Aus meiner Sicht haben wir natürlich Herausforderungen zu bewältigen, die jedoch keine Probleme sind. Es gibt Punkte, die wir gemeinsam mit den Leichtbauakteuren angehen müssen. Für mich steht hier der Technologietransfer ganz oben auf der Agenda. Leichtbau wird in unterschiedlichen Branchen bzw. in unterschiedlichen Materialdisziplinen bereits gelebt. Auch in der Forschung gibt es viele gewinnbringende Ansätze, die aber vielfach in der Wirtschaft noch nicht umgesetzt werden. Ich denke, wir können hier unsere Schlagkraft noch deutlich erhöhen, wenn wir den Austausch zwischen den Branchen, den Materialien und zwischen der Wissenschaft und Wirtschaft weiter intensivieren. Das Bundeswirtschaftsministerium unterstützt diesen Wissens- und Technologietransfer aktiv mit dem TTP LB und der Initiative Leichtbau, um die erforderliche Vernetzung in dieser ausgeprägten Querschnittstechnologie zu etablieren.

Aber auch weitere Punkte, wie Nachhaltigkeit und Recycling stellen die Leichtbauakteure vor Herausforderungen. Gerade die Steigerung der Kreislauffähigkeit und die Entwicklung und Optimierung von hochwertigen Recyclinglösungen für Leichtbaumaterialien sind unabdingbar, um über den gesamten Lebenszyklus tatsächlich einen Beitrag zur Energie- und Ressourceneffizienz zu erreichen. Auch hier greift das TTP LB unterstützend ein.

Natürlich will das Bundeswirtschaftsministerium die Weichen richtig stellen, um den deutschen Leichtbaustandort weiter zu stärken. Zu diesen Punkten wird es mit der Initiative Leichtbau ebenfalls flankierend tätig.

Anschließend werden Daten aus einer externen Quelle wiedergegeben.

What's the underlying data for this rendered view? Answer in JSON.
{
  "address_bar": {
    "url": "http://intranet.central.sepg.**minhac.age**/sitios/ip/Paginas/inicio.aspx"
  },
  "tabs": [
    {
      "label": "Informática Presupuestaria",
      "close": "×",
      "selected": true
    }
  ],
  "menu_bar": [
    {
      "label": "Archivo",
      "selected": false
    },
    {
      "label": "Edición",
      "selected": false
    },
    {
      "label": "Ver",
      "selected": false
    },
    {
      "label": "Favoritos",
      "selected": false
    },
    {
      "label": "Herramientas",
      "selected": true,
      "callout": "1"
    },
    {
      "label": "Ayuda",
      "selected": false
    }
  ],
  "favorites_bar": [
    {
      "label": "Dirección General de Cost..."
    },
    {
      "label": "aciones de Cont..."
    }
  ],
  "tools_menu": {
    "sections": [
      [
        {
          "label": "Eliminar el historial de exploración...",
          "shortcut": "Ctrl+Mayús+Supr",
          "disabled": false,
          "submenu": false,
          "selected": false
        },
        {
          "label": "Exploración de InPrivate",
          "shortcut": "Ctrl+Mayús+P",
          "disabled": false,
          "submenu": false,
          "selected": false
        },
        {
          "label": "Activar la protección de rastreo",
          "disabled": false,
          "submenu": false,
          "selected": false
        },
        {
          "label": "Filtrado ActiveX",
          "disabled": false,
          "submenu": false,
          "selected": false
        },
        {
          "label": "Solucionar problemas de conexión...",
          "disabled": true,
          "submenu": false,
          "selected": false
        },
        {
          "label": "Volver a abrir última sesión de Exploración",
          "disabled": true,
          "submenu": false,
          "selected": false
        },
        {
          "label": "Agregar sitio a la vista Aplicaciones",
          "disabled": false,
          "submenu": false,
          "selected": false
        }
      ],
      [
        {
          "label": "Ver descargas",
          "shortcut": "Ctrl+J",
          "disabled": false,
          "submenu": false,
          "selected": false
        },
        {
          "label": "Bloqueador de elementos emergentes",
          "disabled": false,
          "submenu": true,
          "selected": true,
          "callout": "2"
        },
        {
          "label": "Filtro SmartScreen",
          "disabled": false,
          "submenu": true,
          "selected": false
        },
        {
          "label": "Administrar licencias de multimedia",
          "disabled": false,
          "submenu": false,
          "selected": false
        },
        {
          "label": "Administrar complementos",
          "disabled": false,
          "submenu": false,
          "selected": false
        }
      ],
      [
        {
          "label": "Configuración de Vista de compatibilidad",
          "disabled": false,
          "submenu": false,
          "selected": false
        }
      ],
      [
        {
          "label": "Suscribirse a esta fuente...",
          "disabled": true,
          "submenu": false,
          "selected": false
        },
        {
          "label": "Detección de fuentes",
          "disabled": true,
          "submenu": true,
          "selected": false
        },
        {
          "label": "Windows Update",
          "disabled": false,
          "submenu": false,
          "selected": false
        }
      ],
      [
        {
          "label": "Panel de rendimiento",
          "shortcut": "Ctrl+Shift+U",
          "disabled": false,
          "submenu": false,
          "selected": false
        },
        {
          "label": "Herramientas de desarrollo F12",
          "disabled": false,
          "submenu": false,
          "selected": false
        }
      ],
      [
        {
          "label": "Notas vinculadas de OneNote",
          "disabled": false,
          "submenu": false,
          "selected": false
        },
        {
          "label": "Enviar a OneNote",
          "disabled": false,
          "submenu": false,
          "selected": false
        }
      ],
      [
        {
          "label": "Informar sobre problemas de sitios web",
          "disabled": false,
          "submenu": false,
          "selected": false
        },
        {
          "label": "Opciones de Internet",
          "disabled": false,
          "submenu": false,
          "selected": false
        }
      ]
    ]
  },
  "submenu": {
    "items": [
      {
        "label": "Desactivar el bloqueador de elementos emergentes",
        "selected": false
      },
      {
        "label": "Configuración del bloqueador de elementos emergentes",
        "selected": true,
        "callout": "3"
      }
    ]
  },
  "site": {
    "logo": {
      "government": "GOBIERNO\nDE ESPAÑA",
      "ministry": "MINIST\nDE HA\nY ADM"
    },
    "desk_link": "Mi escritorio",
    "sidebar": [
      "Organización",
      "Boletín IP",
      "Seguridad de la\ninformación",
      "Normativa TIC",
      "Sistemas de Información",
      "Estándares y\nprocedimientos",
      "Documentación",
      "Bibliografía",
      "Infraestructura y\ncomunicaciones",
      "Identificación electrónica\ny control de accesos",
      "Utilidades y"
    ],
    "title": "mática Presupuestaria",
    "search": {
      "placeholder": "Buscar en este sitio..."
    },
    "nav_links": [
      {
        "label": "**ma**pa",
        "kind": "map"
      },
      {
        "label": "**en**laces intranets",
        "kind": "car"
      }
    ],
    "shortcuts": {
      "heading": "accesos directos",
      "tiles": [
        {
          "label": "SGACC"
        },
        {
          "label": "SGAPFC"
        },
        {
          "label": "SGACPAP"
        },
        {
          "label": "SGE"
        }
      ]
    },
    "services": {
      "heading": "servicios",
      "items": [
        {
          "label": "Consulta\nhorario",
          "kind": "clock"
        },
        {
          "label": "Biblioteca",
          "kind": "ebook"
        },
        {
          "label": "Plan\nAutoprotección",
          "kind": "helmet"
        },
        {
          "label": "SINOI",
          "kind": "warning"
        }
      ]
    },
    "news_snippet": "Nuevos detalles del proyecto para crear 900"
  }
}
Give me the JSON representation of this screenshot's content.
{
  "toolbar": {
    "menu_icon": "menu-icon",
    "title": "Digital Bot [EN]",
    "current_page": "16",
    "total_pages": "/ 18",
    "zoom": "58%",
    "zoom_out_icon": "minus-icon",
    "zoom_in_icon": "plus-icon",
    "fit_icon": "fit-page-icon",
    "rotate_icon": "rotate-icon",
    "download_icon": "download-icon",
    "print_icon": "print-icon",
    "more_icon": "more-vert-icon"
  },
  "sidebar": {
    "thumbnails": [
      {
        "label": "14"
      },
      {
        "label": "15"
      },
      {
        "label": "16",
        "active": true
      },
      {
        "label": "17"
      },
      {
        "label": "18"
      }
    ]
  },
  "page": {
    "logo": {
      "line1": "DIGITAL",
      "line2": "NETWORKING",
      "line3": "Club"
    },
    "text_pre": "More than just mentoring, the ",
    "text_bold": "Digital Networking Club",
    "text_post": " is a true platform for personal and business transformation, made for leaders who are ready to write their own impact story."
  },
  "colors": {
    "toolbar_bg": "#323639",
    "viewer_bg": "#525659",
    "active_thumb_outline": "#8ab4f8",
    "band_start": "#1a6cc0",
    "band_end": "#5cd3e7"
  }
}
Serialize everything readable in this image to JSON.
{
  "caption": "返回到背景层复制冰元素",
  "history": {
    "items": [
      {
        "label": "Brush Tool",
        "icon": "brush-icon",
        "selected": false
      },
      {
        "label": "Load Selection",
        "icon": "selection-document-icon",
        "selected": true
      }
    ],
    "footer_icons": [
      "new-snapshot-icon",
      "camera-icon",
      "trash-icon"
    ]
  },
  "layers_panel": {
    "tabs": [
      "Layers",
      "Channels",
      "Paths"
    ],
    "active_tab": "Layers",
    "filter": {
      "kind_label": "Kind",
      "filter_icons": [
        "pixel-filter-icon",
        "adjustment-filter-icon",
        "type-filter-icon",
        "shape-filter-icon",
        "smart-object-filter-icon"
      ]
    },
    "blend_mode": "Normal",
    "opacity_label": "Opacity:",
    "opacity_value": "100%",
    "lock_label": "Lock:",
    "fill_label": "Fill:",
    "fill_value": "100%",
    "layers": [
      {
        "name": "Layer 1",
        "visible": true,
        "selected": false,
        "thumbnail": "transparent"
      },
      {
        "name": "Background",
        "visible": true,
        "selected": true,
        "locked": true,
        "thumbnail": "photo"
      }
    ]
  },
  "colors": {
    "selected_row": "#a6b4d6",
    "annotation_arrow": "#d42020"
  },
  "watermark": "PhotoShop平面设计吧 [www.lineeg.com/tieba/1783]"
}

Gerade haben wir einen Prozess zur Erarbeitung von Eckpunkten für eine Leichtbaustrategie des BMWi beendet. Dabei sind bottom-up von Vertretern aus Wirtschaft und Wissenschaft Vorschläge für 42 konkrete Maßnahmen in sechs Handlungsfeldern zur Verbesserung der nationalen Rahmenbedingungen im Leichtbau erarbeitet worden. Wir wollen diese Empfehlungen als mögliche Grundlage für eine Leichtbaustrategie nehmen und so gebündelt den Wirtschaftsstandort Deutschland über den Leichtbau weiter stärken und zum internationalen Leitanbieter für Leichtbautechnologien ausbauen.

Wie sehen Sie den Leichtbau mit ebenso wichtigen und herrschenden Entwicklungstrends wie Digitalisierung und Vernetzung – sprich Industrie 4.0 – verbunden? Denn die Leichtbau-Unternehmen können sich auch diesen Themen sicher nicht entziehen, um die Wertschöpfung bis 2030 zu maximieren.

Die Digitale Transformation in der Industrie ist ein Schwerpunktthema des BMWi, dies ist nicht zuletzt auch in der Industriestrategie 2030 dargestellt. Dabei ist die Digitalisierung Grundvoraussetzung, um Zukunftstechnologien wie Künstliche Intelligenz und Quantencomputing nutzen zu können. Insbesondere für Schlüsseltechnologien wie den Leichtbau wird es daher entscheidend sein, entsprechende Kompetenzen auszubauen und zu bündeln. So können Potenziale besser ausgeschöpft und digitalisierte Wertschöpfungsketten etabliert werden. Konkret für die Praxis bedeutet das eine verstärkte Bereitstellung, Nutzung und Weiterentwicklung digitaler Techniken, wie z. B. Materialdatenbanken, Modellierungen, prozessstufenübergreifende Simulationen und selbstlernende Prozesse. Hier unterstützt im Übrigen auch das Technologietransfer-Programm Leichtbau durch gezielte Förderung von Projekten im Bereich Digitalisierung und Automatisierung.